One wonderful thing about having an audience for your blog is that you can receive great feedback about something you’ve posted. Remember that “A good boyfriend but a great buddy” post I put up last week? Well I got to thinking about it and decided that it wasn’t at all real, so I did a revision for that scene. Let’s see what you think of it this time around.
[Shane’s sitting on Kelsey’s bed and Kelsey is sitting on her computer chair, looking down at the floor nervously.]
Shane: So what’s up you wanted to talk to about something important I’m guessing?
Kelsey: Yes, um you see I- I don’t really where to begin.
Shane: Oh boy it’s one of those talks, so why do you want to break up with me?

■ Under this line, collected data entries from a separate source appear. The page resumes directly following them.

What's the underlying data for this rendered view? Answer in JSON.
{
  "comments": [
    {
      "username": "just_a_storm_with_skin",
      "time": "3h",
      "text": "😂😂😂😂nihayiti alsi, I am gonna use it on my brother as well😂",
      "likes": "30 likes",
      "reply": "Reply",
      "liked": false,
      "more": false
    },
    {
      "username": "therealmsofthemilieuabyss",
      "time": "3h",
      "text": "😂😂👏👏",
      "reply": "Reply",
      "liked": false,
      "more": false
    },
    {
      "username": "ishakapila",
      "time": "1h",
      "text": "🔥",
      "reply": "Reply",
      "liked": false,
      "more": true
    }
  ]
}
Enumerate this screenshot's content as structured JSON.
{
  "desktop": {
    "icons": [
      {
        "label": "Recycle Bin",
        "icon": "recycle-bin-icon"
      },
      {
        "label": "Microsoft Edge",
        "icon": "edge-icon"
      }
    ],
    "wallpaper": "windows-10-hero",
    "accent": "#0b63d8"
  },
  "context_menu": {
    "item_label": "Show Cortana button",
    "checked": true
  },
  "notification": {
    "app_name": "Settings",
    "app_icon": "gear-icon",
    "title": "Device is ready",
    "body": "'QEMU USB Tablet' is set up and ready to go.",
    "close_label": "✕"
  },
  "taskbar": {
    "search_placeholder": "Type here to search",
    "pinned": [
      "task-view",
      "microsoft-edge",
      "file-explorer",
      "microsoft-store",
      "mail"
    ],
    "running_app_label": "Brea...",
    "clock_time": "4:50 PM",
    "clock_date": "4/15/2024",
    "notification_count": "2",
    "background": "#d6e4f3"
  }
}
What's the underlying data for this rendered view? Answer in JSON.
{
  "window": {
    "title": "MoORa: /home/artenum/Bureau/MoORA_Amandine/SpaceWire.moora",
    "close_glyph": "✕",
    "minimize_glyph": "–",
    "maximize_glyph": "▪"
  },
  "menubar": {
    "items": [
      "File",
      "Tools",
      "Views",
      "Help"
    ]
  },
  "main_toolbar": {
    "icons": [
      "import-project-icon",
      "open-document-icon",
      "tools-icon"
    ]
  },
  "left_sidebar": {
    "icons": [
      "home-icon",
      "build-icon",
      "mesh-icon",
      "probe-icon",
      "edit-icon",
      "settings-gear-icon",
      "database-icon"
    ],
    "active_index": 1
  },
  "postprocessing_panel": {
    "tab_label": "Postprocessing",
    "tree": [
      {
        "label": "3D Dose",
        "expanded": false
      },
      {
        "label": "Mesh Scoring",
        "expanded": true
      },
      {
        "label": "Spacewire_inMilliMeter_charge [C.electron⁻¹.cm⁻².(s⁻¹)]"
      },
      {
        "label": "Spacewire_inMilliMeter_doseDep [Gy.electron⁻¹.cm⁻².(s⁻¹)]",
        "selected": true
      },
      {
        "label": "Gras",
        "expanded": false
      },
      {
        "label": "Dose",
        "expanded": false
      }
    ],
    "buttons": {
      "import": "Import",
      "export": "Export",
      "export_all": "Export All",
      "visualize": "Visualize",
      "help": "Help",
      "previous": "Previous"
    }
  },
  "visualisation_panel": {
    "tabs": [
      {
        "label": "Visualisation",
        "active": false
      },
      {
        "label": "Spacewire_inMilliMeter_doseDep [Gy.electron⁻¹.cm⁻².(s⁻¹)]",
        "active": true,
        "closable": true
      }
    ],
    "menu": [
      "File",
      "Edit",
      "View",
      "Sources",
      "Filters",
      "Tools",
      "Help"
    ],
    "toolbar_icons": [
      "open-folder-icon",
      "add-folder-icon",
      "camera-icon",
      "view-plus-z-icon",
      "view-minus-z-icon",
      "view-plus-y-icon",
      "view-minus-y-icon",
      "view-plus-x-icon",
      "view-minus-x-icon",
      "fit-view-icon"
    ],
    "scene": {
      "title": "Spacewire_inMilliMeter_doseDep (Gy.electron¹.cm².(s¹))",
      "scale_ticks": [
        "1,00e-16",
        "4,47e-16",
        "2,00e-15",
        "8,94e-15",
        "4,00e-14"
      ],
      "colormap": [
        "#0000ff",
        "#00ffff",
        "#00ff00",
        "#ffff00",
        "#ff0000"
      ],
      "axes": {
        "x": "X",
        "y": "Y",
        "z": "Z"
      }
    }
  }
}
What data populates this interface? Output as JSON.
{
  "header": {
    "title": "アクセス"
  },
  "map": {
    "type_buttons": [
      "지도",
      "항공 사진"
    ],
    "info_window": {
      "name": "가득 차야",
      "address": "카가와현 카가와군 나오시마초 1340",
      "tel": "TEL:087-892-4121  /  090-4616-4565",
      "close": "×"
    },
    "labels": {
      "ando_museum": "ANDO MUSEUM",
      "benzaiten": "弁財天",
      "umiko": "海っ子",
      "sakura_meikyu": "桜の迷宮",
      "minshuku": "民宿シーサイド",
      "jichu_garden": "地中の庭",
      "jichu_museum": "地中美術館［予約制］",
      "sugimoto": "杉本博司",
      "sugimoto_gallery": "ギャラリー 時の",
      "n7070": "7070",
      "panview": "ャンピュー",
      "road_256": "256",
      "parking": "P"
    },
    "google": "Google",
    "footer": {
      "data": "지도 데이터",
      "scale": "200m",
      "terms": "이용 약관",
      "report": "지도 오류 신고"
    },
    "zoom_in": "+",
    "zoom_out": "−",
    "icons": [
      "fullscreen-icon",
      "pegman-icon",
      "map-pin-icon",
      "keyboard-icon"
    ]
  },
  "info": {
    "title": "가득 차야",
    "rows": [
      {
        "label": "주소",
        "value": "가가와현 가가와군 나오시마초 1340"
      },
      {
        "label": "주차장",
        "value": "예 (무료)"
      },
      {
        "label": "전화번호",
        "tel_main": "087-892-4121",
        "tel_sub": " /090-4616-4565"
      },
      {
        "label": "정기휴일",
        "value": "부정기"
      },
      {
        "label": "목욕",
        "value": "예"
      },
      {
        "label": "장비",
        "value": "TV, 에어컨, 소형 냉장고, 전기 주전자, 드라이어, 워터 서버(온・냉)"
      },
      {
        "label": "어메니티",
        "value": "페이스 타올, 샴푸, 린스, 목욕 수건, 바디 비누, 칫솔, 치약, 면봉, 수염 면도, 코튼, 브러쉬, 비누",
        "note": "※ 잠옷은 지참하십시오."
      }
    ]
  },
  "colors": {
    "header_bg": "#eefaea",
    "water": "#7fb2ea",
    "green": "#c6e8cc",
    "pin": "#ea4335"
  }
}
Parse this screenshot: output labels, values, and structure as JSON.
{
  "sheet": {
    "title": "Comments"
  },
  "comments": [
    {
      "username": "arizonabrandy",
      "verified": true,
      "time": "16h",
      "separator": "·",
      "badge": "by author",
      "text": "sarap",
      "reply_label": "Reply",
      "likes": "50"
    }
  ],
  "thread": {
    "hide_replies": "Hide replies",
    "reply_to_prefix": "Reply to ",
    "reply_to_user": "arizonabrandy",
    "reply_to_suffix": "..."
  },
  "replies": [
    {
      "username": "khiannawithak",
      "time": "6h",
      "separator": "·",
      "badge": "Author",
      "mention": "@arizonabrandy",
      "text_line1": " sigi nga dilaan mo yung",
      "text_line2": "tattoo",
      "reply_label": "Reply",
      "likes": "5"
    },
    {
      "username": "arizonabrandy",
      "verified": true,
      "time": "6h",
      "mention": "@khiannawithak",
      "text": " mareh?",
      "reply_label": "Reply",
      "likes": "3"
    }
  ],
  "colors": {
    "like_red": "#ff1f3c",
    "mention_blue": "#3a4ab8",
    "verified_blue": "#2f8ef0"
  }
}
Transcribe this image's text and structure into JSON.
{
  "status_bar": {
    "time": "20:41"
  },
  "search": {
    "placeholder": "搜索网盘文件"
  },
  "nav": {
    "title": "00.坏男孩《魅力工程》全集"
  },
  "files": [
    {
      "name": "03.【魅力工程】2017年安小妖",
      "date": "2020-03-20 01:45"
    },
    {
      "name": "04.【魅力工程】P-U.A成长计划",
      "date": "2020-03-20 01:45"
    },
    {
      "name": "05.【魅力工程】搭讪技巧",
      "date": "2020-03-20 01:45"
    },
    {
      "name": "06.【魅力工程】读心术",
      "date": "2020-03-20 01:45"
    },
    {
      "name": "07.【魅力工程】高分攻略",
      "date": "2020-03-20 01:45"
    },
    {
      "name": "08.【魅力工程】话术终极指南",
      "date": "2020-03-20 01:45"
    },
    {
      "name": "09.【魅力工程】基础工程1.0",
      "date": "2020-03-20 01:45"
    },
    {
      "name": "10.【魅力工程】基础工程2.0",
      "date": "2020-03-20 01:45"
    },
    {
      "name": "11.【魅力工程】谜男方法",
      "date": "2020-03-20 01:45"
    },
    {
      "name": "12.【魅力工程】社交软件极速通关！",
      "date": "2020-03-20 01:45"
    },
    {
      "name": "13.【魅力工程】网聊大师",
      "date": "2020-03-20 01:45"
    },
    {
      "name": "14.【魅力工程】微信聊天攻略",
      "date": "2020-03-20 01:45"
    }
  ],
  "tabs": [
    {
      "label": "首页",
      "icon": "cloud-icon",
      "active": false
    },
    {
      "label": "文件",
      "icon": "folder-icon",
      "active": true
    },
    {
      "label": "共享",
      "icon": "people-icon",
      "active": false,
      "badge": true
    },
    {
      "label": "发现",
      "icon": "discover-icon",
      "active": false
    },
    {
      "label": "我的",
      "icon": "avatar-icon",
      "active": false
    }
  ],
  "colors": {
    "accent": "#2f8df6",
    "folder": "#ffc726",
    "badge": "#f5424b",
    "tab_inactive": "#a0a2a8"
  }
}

Kelsey: Well it’s certainly not what you’re more than likely thinking I’m sure. You see I like girls.
Shane: So I picked a lesbian out of the bunch, great.
Kelsey: Oh no, no, no I’m not a lesbian.
Shane: Didn’t you just tell me that you like girls?
Kelsey: Yes, but I’m not a lesbian.
Shane: So your bi? Or you think your bi?
Kelsey: No I’m not a lesbian and I’m not bi.
[Kelsey takes a breath.]
Kelsey: I’m transgender.
WHAT DO YOU MEAN YOUR TRANS?!
[Shane’s eyes darted back and forth as he began to get angry.]
Shane: Are you kidding me right now is this some sort of joke?
Kelsey: Oh yeah Shane I just thought that I would invite you over and jokingly tell you that hey I’m Trans.
Shane: You must be fucking insane. WHO THE HELL WOULD WANT TO CHANGE THEIR SEX.
[Kelsey is looking angry, but trying not to yell at Shane.]
Kelsey: Shane, please try to understand how hard this is for me to tell this, this isn’t easy for me.
Shane: WELL THIS ISN’T EXACTLY EASY FOR ME EITHER. I DID JUST FIND OUT THAT MY GIRLFRIEND WANTS TO BE A MAN.
Kelsey: I had to tell you, I couldn’t keep lying to you.
[Shane looking as though he wanted to hit Kelsey.]
Shane: Just exactly how long have you felt this way?
Kelsey: For years.
Shane: How many? Before you met me or after?
[Kelsey explodes with anger.]
Kelsey: WHAT DOES THAT HAVE TO DO WITH ANYTHING?
Shane: BECAUSE IF THIS STARTED TO DEVELOP AFTER I STARTED DATING YOU THEN IT’S MY FAULT.
[Kelsey showing a little sympathy.]
Kelsey: Shane it wouldn’t be your fault if I did start to feel this way after I met you.
Shane: Actually yes it would.
Kelsey: why what makes you think so?
[Shane looking as though he was about to rant and rave.]
Shane: BECAUSE THEN THAT WOULD MEAN I PICKED A TRANSGENDER FREAK AND THAT, THAT I ALMOST HAD SEX WITH YOU. AHH!
[Kelsey gets up from her computer chair and gets up in Shane’s face.]
Kelsey: OKAY FIRST OF ALL YOU DIDN’T ALMOST HAVE SEX WITH ME AND SECOND I’M GLAD THAT I FOUND OUT WHO YOU REALLY ARE; BECAUSE I DON’T ASOCATE WITH DICKS LIKE YOU.
Shane: YEAH WELL AT LEAST I HAVE MY HEAD ON STRAIGHT YOUR SICK AND GAY. YOU PROBABLY WANTED TO FUCK ME. WELL FUCK YOU I DON’T PLAY FOR THAT TEAM.
Kelsey: WHAT?! I’M NOT GAY ASSHOLE.
Shane: YOU’RE STRAIGHT AS A GIRL SO THAT WOULD MEAN THAT ONCE YOU TURN INTO A GUY THAT WOULD MEAN THAT YOU LIKE GUYS.
Kelsey: That doesn’t mean that, I’m going to be gay.
Shane: Yeah sure it doesn’t.
[Kelsey ready to explode in a burst of anger.]
Kelsey: WELL I’VE GOT SOME GOOD NEWS FOR YOU I’M NOT INTO GUYS, I’M INTO GIRLS. YEAH THAT’S RIGHT THAT’S ANOTHER THING THAT I WAS GOING TO DISCUSS WITH YOU.
Shane: IT DOESN’T MATTER ANYWAY I WANT NOTHING TO DO WITH YOU; IT’S OVER!
Kelsey: YEAH NO SHIT.
Shane: I’m out of here. Have a nice life FAG!
[Shane leaves without another word, and Kelsey slams her bedroom door shut. She collapses onto her bed and begins to cry.]